New Admissions

NEW ADMISSIONS
Mira Harrison
Copy Press Books

REVIEWED BY TONY FITCHETT

In 2018 Mira Harrison’s first book Admissions was published: a collection of eight linked “tales of life, death & love in a hospital not far from here”. Her latest offering serves up the same but with the backdrop of the pandemic. All four stories are set in, or related to, the same hospital, during the Covid crisis and only one of them focuses on a main character from the first book. Throughout it all is a deep feeling of reality.

This is fiction, but it feels real, affecting real people, however bizarre some of the situations in which they find themselves. Such as the Professor of Obstetrics, self-isolated at home with her grumpy daughter who has returned from a gap year in South America with Covid and therefore unable to go to the hospital to deal with an emergency. She uses video communication to coach her registrar in the delivery suite through the management of an uncommon complication after delivery of a baby.

Other stories cover the confusion and selfishness triggered by news of the impending nationwide lockdown, including the bulk buying of flour, sugar, milk, and loo paper. There are the efforts of a first-year Health Sciences student, child of ‘‘tiger parents” who are trying to direct her into training as a doctor, to become independent from them, initially by taking on part-time work in the hospital kitchen scullery, and the coincident development of her sexuality. Also featured is the brutal separation of a long-married husband and wife as he is admitted to hospital and she is barred from contact with him.
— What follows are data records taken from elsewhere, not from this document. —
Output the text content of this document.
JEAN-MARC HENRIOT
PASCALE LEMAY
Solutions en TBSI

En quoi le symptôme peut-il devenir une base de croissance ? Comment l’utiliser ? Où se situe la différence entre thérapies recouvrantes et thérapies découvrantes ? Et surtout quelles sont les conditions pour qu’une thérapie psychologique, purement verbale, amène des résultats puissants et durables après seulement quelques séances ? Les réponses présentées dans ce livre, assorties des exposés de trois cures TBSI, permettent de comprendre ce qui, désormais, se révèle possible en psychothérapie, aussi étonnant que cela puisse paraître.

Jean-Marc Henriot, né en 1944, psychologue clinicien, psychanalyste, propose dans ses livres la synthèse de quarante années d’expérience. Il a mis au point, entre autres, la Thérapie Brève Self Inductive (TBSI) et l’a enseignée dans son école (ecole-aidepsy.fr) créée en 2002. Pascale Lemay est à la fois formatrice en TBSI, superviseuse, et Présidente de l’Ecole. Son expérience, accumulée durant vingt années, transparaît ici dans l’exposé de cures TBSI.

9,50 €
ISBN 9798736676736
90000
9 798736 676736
The common theme is relationships - of all kinds. Married love, forged through medical school, surgical training and work, finally refusing to submit to bureaucratic rigidity; exploitative marriage, with the demeaned, and at times physically abused, wife, unaware of her infected state, responding to her husband’s self-centredness by plunging into a one-off sexual encounter, with tragic consequences; a working mother caring for a rebellious daughter; friendship developing into eros.

The stories focus on women, and are open about the pressures that still weigh much more heavily on them than men. And, despite the harrowing conclusion of the first story, and the hovering spectre of death, the tales affirm life, growth, and personal integrity.